Vancomycin helped fill the clinical need for an agent that could consistently cure the growing number of MRSA infections. However, when it comes to patients receiving vancomycin, one must monitor drug serum peaks and troughs in order to achieve the drug levels required to eradicate MRSA.5 One study of 95 patients, most of whom had MRSA pneumonia or bacteremia, found that those who had reached target serum trough levels were significantly more likely to have positive clinical responses to vancomycin than patients who had serum troughs below target levels.6 However, the study also found significantly more nephrotoxicity (12 percent) in the group of patients who achieved the target trough levels in comparison with the low level group.6
In the last several years, clinicians have detected MRSA isolates with reduced susceptibility and outright resistance to vancomycin after decades of successful clinical application.
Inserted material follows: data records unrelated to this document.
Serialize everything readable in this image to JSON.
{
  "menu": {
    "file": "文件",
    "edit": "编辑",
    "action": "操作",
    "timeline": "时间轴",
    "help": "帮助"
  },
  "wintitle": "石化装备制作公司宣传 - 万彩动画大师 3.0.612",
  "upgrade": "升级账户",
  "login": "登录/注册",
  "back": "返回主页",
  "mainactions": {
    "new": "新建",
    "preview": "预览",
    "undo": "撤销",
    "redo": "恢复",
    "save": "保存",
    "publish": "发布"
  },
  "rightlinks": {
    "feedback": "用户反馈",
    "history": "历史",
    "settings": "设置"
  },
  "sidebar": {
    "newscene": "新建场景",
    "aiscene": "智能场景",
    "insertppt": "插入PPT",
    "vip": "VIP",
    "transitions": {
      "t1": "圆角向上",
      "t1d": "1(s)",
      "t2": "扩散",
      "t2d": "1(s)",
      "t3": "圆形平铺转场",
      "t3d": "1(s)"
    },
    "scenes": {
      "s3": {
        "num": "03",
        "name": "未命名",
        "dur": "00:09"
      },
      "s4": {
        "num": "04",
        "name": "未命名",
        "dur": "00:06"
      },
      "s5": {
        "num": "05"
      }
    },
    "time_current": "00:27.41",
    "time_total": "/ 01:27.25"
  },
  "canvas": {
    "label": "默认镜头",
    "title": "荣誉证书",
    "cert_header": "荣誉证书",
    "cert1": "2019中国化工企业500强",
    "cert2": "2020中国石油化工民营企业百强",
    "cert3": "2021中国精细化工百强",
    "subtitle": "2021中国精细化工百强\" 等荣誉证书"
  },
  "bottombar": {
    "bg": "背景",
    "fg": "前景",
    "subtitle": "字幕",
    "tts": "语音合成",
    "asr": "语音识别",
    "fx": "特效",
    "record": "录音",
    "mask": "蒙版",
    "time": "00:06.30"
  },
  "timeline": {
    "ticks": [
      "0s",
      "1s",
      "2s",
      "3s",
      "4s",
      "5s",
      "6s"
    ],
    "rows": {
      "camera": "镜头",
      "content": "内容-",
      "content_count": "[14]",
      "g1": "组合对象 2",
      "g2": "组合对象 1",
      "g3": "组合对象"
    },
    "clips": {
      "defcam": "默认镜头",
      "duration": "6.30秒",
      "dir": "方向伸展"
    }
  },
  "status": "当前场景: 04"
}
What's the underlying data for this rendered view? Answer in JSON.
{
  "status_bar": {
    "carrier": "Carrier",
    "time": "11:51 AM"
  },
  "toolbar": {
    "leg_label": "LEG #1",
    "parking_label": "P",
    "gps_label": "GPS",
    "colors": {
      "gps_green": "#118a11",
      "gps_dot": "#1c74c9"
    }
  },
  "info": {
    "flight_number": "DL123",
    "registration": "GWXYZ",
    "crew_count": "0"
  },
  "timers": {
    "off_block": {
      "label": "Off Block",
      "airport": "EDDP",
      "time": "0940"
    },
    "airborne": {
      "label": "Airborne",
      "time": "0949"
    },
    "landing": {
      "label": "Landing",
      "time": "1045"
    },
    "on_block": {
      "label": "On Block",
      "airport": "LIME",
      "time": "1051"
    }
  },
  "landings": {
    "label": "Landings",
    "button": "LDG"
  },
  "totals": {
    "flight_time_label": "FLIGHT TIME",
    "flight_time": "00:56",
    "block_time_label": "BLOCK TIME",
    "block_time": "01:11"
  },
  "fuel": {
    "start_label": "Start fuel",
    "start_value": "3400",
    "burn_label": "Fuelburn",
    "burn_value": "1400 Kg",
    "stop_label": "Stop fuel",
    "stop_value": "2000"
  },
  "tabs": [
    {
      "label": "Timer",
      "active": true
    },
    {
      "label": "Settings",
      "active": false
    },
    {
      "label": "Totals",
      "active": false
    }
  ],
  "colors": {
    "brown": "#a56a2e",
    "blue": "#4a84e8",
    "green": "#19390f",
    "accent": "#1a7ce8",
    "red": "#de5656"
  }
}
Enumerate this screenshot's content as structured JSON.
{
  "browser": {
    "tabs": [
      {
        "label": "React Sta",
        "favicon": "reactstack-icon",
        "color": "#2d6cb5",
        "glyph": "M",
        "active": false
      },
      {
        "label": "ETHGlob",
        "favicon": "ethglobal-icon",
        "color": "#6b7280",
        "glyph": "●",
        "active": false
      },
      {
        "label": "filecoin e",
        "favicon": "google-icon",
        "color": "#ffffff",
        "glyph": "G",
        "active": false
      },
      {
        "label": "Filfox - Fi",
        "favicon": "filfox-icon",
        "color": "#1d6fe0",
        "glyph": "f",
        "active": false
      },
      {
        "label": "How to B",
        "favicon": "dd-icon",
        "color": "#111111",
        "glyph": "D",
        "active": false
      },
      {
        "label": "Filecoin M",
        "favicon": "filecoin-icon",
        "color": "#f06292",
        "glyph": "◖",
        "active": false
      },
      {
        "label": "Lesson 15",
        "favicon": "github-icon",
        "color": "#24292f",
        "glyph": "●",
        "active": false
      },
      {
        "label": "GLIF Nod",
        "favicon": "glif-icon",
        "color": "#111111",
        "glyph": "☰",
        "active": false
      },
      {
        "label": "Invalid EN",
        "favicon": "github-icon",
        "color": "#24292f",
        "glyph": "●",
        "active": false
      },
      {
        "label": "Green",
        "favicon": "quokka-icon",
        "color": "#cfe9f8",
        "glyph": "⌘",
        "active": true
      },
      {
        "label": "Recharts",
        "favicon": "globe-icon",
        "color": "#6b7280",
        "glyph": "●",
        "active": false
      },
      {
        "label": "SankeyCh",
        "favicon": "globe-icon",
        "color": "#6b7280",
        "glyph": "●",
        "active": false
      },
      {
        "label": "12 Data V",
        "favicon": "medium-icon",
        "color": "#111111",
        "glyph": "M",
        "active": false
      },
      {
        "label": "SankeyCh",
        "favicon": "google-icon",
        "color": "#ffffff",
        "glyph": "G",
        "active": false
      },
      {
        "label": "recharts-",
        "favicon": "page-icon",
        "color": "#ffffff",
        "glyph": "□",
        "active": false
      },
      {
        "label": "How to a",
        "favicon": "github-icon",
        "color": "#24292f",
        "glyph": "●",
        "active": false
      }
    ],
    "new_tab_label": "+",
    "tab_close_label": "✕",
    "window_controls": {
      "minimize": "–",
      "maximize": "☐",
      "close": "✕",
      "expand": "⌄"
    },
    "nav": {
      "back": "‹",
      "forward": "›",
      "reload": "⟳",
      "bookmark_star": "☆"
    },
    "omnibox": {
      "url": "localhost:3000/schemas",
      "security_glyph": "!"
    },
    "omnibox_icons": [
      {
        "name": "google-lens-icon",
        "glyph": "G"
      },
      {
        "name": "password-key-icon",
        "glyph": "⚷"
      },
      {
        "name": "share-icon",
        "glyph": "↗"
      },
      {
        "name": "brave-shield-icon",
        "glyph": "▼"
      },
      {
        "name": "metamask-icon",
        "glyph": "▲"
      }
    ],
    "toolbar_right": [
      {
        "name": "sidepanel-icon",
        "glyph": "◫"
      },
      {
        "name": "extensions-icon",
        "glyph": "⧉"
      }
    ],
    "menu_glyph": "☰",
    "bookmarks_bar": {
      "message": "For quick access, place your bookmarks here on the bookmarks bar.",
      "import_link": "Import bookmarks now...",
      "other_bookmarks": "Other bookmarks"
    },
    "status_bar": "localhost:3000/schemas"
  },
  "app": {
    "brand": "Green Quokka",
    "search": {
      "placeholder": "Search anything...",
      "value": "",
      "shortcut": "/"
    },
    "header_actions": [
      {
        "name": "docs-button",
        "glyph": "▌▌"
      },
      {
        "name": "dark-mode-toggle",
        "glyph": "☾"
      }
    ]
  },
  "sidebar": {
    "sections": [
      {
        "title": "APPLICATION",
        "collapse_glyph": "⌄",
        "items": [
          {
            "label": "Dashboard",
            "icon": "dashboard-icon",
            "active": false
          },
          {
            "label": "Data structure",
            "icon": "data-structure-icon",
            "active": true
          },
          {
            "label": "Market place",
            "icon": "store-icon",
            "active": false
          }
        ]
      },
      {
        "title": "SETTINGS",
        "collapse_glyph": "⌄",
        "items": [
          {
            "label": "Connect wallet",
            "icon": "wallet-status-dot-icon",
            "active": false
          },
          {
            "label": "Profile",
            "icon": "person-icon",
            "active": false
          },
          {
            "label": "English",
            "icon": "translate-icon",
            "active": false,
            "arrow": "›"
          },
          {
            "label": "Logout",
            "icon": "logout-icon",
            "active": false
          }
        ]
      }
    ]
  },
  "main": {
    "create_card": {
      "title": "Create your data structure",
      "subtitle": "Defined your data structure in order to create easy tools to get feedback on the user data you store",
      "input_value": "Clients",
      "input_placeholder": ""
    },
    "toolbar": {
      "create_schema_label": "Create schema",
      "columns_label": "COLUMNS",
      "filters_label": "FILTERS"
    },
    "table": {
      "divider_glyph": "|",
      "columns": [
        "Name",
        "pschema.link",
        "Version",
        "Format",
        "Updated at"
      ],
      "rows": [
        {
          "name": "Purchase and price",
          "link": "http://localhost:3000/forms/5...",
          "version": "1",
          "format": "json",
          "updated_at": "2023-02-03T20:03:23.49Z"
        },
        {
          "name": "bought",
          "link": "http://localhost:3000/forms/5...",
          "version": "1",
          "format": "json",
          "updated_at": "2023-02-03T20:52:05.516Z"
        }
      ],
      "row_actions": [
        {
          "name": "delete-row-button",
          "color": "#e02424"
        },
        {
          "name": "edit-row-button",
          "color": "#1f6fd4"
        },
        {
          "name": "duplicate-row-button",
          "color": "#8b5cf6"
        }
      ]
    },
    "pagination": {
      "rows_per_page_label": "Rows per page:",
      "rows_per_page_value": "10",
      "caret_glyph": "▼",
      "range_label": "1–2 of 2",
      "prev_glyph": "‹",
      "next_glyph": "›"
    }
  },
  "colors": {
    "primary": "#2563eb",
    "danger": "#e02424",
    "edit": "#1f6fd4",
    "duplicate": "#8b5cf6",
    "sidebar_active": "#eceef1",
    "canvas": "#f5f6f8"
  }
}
Although still very rare, the first documented case of vancomycin-resistant S. aureus (VRSA) in the U.S. involved a patient who had a polymicrobial diabetic foot infection in which vancomycin-resistant enterococci (VRE), containing the vancomycin resistance gene vanA, transferred resistance to MRSA.7 In addition, S. aureus strains with reduced susceptibility to vancomycin — so-called vancomycin-intermediate S. aureus (VISA) — also exist and may be linked to clinical failures.8,9
Perhaps of even greater concern are reports that strains of MRSA that appear to be susceptible to vancomycin (based on susceptibility testing (minimum inhibitory concentration [MIC] ≤ 2 µg/mL)) may not actually respond to vancomycin therapy. For example, one study showed that among patients with MRSA bacteremia, those patients who had MIC levels < 0.5 µg/mL were more likely to have successful outcomes with vancomycin than those patients who had MRSA strains with MIC levels of 1 to 2 µg/mL.8
Given that vancomycin can no longer be considered a universally effective drug against MRSA, safe and effective anti-MRSA drugs are needed. However, there are only a few alternatives for patients who cannot tolerate vancomycin or fail vancomycin therapy.